Roma, 5 ago. (LaPresse) – “È stata una vista orribile, persone che si aggrappavano disperate ai giubbetti di salvataggio, alle barche, a qualunque cosa trovavano per cercare di salvarsi la vita, in mezzo alle persone che stavano annegando o a chi era già morto”. È il racconto di Juan Matías, coordinatore di Medici Senza Frontiere a bordo della nave Dignity, impegnata oggi nelle operazioni di salvataggio degli oltre 400 migranti affondati insieme alla loro imbarcazione a largo delle coste della Libia. “Il fatto che siamo stati chiamati prima per assistere questa barca e subito dopo per un altro salvataggio – aggiunge Matías -, dimostra la grave carenza di risorse disponibili per operazioni di soccorso nel Mediterraneo”.

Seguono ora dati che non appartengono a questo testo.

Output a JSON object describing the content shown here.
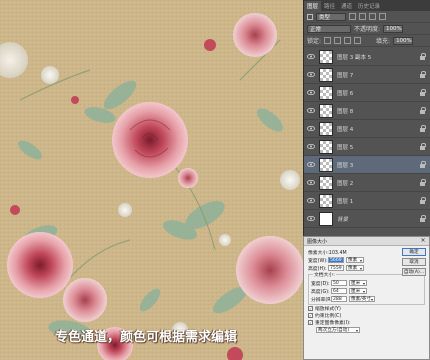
{
  "caption": "专色通道，颜色可根据需求编辑",
  "layers_panel": {
    "tabs": [
      "图层",
      "路径",
      "通道",
      "历史记录"
    ],
    "filter_kind": "类型",
    "blend_mode": "正常",
    "opacity_label": "不透明度:",
    "opacity_value": "100%",
    "lock_label": "锁定:",
    "fill_label": "填充:",
    "fill_value": "100%",
    "layers": [
      {
        "name": "图层 3 副本 5",
        "selected": false,
        "thumb": "check",
        "locked": true
      },
      {
        "name": "图层 7",
        "selected": false,
        "thumb": "check",
        "locked": true
      },
      {
        "name": "图层 6",
        "selected": false,
        "thumb": "check",
        "locked": true
      },
      {
        "name": "图层 8",
        "selected": false,
        "thumb": "check",
        "locked": true
      },
      {
        "name": "图层 4",
        "selected": false,
        "thumb": "check",
        "locked": true
      },
      {
        "name": "图层 5",
        "selected": false,
        "thumb": "check",
        "locked": true
      },
      {
        "name": "图层 3",
        "selected": true,
        "thumb": "check",
        "locked": true
      },
      {
        "name": "图层 2",
        "selected": false,
        "thumb": "check",
        "locked": true
      },
      {
        "name": "图层 1",
        "selected": false,
        "thumb": "check",
        "locked": true
      },
      {
        "name": "背景",
        "selected": false,
        "thumb": "white",
        "locked": true,
        "italic": true
      }
    ]
  },
  "image_size_dialog": {
    "title": "图像大小",
    "pixel_dims_label": "像素大小:103.4M",
    "width_label": "宽度(W):",
    "width_value": "5669",
    "height_label": "高度(H):",
    "height_value": "7559",
    "pixel_unit": "像素",
    "doc_size_label": "文档大小:",
    "doc_width_label": "宽度(D):",
    "doc_width_value": "50",
    "doc_height_label": "高度(G):",
    "doc_height_value": "64",
    "cm_unit": "厘米",
    "resolution_label": "分辨率(R):",
    "resolution_value": "288",
    "resolution_unit": "像素/英寸",
    "buttons": {
      "ok": "确定",
      "cancel": "取消",
      "auto": "自动(A)..."
    },
    "checkboxes": [
      "缩放样式(Y)",
      "约束比例(C)",
      "重定图像像素(I):"
    ],
    "resample_method": "两次立方(自动)"
  },
  "colors": {
    "canvas_bg": "#cdb78a",
    "rose_dark": "#b8384a",
    "rose_light": "#e6a0a8",
    "leaf": "#8fb29a",
    "panel_bg": "#535353",
    "selected_layer": "#5e6a7a"
  }
}
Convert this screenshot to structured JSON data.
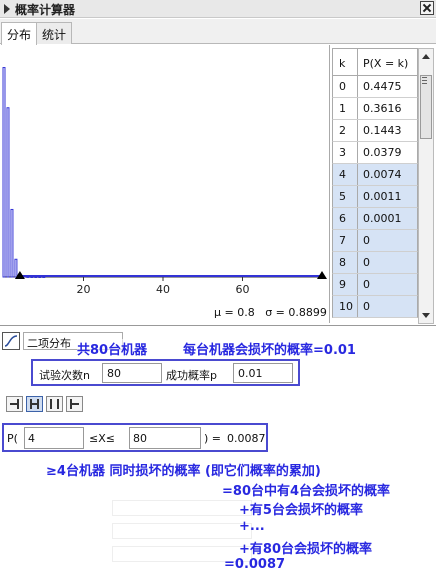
{
  "window": {
    "title": "概率计算器"
  },
  "tabs": [
    {
      "label": "分布"
    },
    {
      "label": "统计"
    }
  ],
  "chart_data": {
    "type": "bar",
    "x": [
      0,
      1,
      2,
      3,
      4,
      5,
      6,
      7,
      8,
      9,
      10
    ],
    "values": [
      0.4475,
      0.3616,
      0.1443,
      0.0379,
      0.0074,
      0.0011,
      0.0001,
      0,
      0,
      0,
      0
    ],
    "xlim": [
      0,
      80
    ],
    "ylim": [
      0,
      0.47
    ],
    "xticks": [
      20,
      40,
      60
    ],
    "color": "#3232d6",
    "highlight_from": 4,
    "grid": false
  },
  "stats": {
    "mu": "μ = 0.8",
    "sigma": "σ = 0.8899"
  },
  "table": {
    "headers": {
      "k": "k",
      "p": "P(X = k)"
    },
    "rows": [
      {
        "k": "0",
        "p": "0.4475",
        "selected": false
      },
      {
        "k": "1",
        "p": "0.3616",
        "selected": false
      },
      {
        "k": "2",
        "p": "0.1443",
        "selected": false
      },
      {
        "k": "3",
        "p": "0.0379",
        "selected": false
      },
      {
        "k": "4",
        "p": "0.0074",
        "selected": true
      },
      {
        "k": "5",
        "p": "0.0011",
        "selected": true
      },
      {
        "k": "6",
        "p": "0.0001",
        "selected": true
      },
      {
        "k": "7",
        "p": "0",
        "selected": true
      },
      {
        "k": "8",
        "p": "0",
        "selected": true
      },
      {
        "k": "9",
        "p": "0",
        "selected": true
      },
      {
        "k": "10",
        "p": "0",
        "selected": true
      }
    ]
  },
  "distribution": {
    "selected": "二项分布"
  },
  "params": {
    "n_label": "试验次数n",
    "n_value": "80",
    "p_label": "成功概率p",
    "p_value": "0.01"
  },
  "probability": {
    "prefix": "P(",
    "lower": "4",
    "relation": "≤X≤",
    "upper": "80",
    "suffix": ") =",
    "result": "0.0087"
  },
  "annotations": {
    "machines": "共80台机器",
    "per_machine": "每台机器会损坏的概率=0.01",
    "line1": "≥4台机器 同时损坏的概率 (即它们概率的累加)",
    "line2": "=80台中有4台会损坏的概率",
    "line3": "+有5台会损坏的概率",
    "line4": "+...",
    "line5": "+有80台会损坏的概率",
    "line6": "=0.0087"
  },
  "colors": {
    "annotation": "#2828e0",
    "frame": "#4a4ad0",
    "bars": "#3232d6",
    "selected_row": "#d6e3f5"
  },
  "icons": [
    "expand-triangle-icon",
    "close-icon",
    "distribution-curve-icon",
    "left-sided-icon",
    "interval-icon",
    "two-tailed-icon",
    "right-sided-icon"
  ]
}
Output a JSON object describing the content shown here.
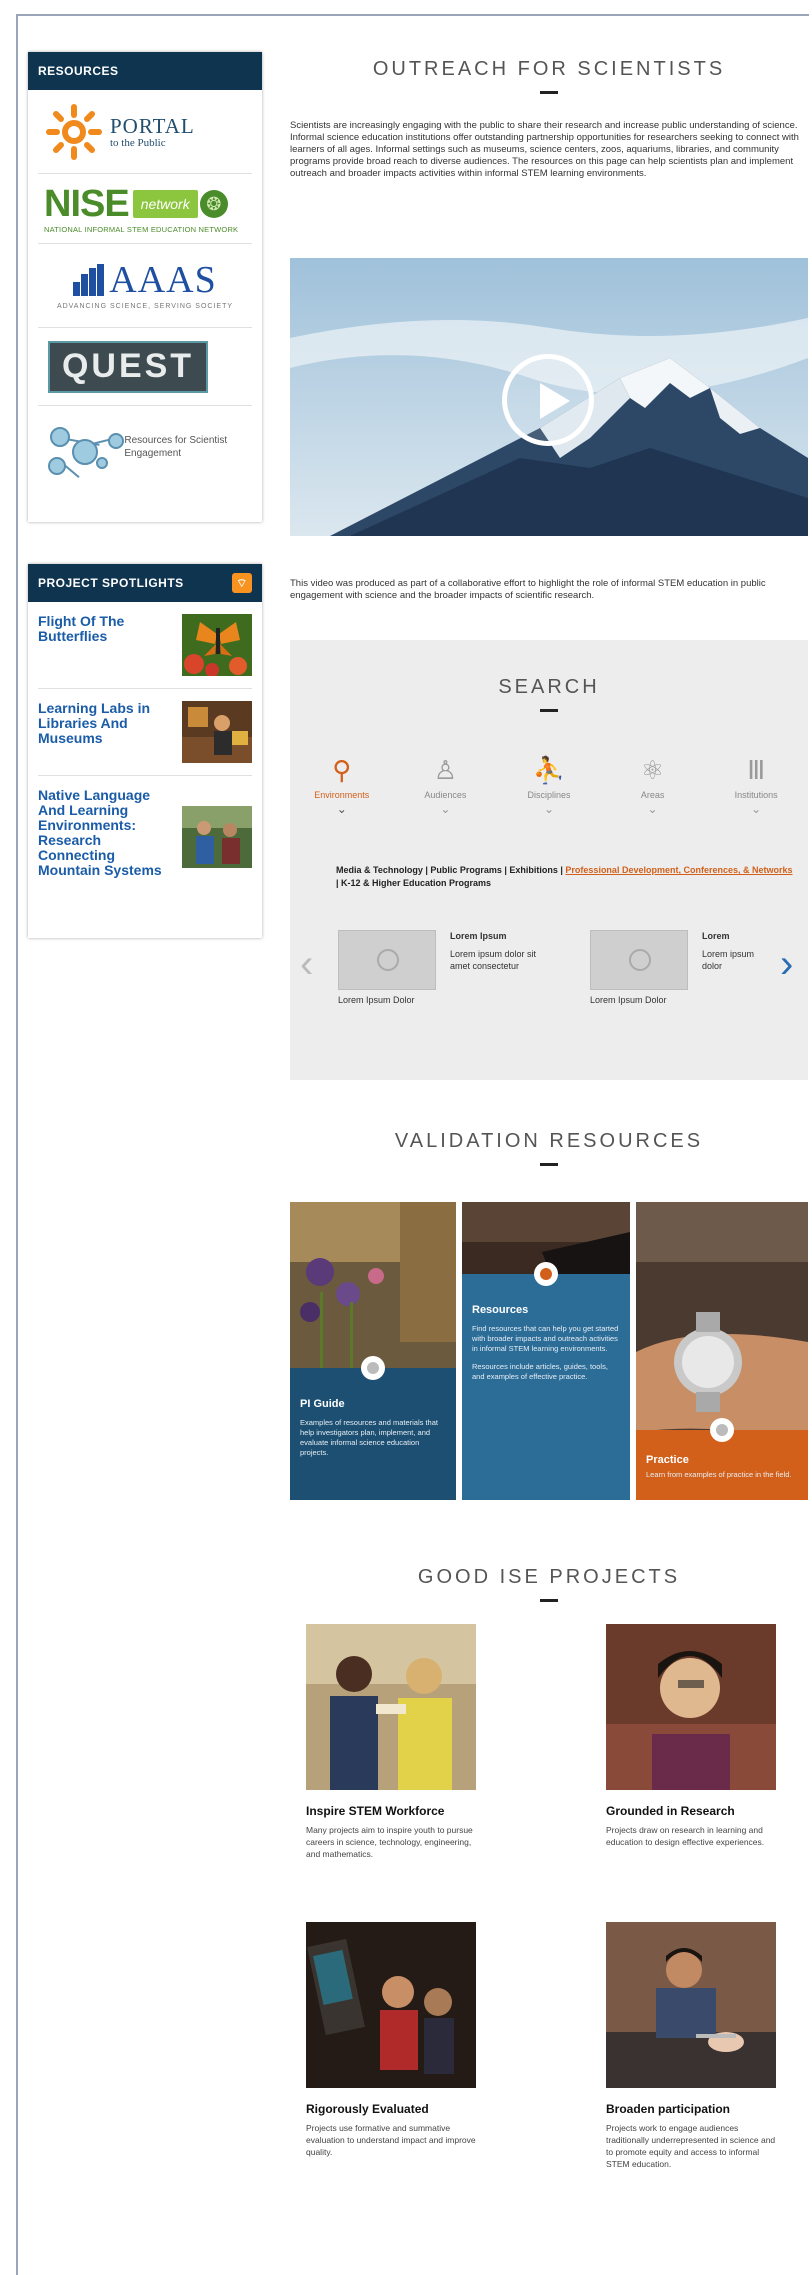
{
  "sidebar": {
    "resources": {
      "heading": "RESOURCES",
      "portal": {
        "big": "PORTAL",
        "small": "to the Public"
      },
      "nise": {
        "word": "NISE",
        "net": "network",
        "tagline": "NATIONAL INFORMAL STEM EDUCATION NETWORK"
      },
      "aaas": {
        "word": "AAAS",
        "tagline": "ADVANCING SCIENCE, SERVING SOCIETY"
      },
      "quest": {
        "word": "QUEST"
      },
      "partner": {
        "text": "Resources for Scientist Engagement"
      }
    },
    "spotlights": {
      "heading": "PROJECT SPOTLIGHTS",
      "items": [
        {
          "title": "Flight Of The Butterflies"
        },
        {
          "title": "Learning Labs in Libraries And Museums"
        },
        {
          "title": "Native Language And Learning Environments: Research Connecting Mountain Systems"
        }
      ]
    }
  },
  "outreach": {
    "title": "OUTREACH FOR SCIENTISTS",
    "paragraph": "Scientists are increasingly engaging with the public to share their research and increase public understanding of science. Informal science education institutions offer outstanding partnership opportunities for researchers seeking to connect with learners of all ages. Informal settings such as museums, science centers, zoos, aquariums, libraries, and community programs provide broad reach to diverse audiences. The resources on this page can help scientists plan and implement outreach and broader impacts activities within informal STEM learning environments.",
    "video_caption": "This video was produced as part of a collaborative effort to highlight the role of informal STEM education in public engagement with science and the broader impacts of scientific research."
  },
  "search": {
    "title": "SEARCH",
    "categories": [
      {
        "label": "Environments",
        "icon": "lightbulb-icon",
        "active": true
      },
      {
        "label": "Audiences",
        "icon": "person-icon",
        "active": false
      },
      {
        "label": "Disciplines",
        "icon": "runner-icon",
        "active": false
      },
      {
        "label": "Areas",
        "icon": "atom-icon",
        "active": false
      },
      {
        "label": "Institutions",
        "icon": "column-icon",
        "active": false
      }
    ],
    "subcategories": {
      "plain": "Media & Technology | Public Programs | Exhibitions | ",
      "highlight": "Professional Development, Conferences, & Networks",
      "rest": " | K-12 & Higher Education Programs"
    },
    "carousel": [
      {
        "title": "Lorem Ipsum Dolor",
        "subtitle": ""
      },
      {
        "title": "Lorem Ipsum",
        "subtitle": "Lorem ipsum dolor sit amet consectetur"
      },
      {
        "title": "Lorem Ipsum Dolor",
        "subtitle": ""
      },
      {
        "title": "Lorem",
        "subtitle": "Lorem ipsum dolor"
      }
    ]
  },
  "validation": {
    "title": "VALIDATION RESOURCES",
    "cards": [
      {
        "title": "PI Guide",
        "text": "Examples of resources and materials that help investigators plan, implement, and evaluate informal science education projects."
      },
      {
        "title": "Resources",
        "text": "Find resources that can help you get started with broader impacts and outreach activities in informal STEM learning environments.",
        "text2": "Resources include articles, guides, tools, and examples of effective practice."
      },
      {
        "title": "Practice",
        "text": "Learn from examples of practice in the field."
      }
    ]
  },
  "projects": {
    "title": "GOOD ISE PROJECTS",
    "items": [
      {
        "title": "Inspire STEM Workforce",
        "text": "Many projects aim to inspire youth to pursue careers in science, technology, engineering, and mathematics."
      },
      {
        "title": "Grounded in Research",
        "text": "Projects draw on research in learning and education to design effective experiences."
      },
      {
        "title": "Rigorously Evaluated",
        "text": "Projects use formative and summative evaluation to understand impact and improve quality."
      },
      {
        "title": "Broaden participation",
        "text": "Projects work to engage audiences traditionally underrepresented in science and to promote equity and access to informal STEM education."
      }
    ]
  }
}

La Dignity ha fornito assistenza medica a 10 persone, di cui 5 erano in condizioni così gravi da richiedere il trasporto immediato in ospedale in elicottero. Anche le altre navi su cui opera Msf, la Bourbon Argos e la My Phoenix gestita dal Moas, sono accorse sul posto. “Oggi in mare abbiamo vissuto da vicino un nuovo, grandissimo dolore“, ha detto Loris De Filippi, presidente di Msf. “È un imperativo che le operazioni di soccorso si avvicinino il più possibile alle zone di partenza: solo due giorni fa 5 persone sono morte per disidratazione dopo 13 ore su un barcone e oggi questa tragedia ad appena 15 miglia dalla Libia. L’unica soluzione per porre fine a lutti e sofferenze in mare è aprire vie legali e sicure per consentire a queste persone, costrette a fuggire da guerre e povertà, di trovare sicurezza senza rischiare la vita”.
Prima della tragedia di oggi, 1941 persone hanno già perso la vita nel tentativo di attraversare il Mediterraneo. Msf ha avviato la propria azione di ricerca e soccorso in mare a maggio e finora ha soccorso più di 10.000 persone.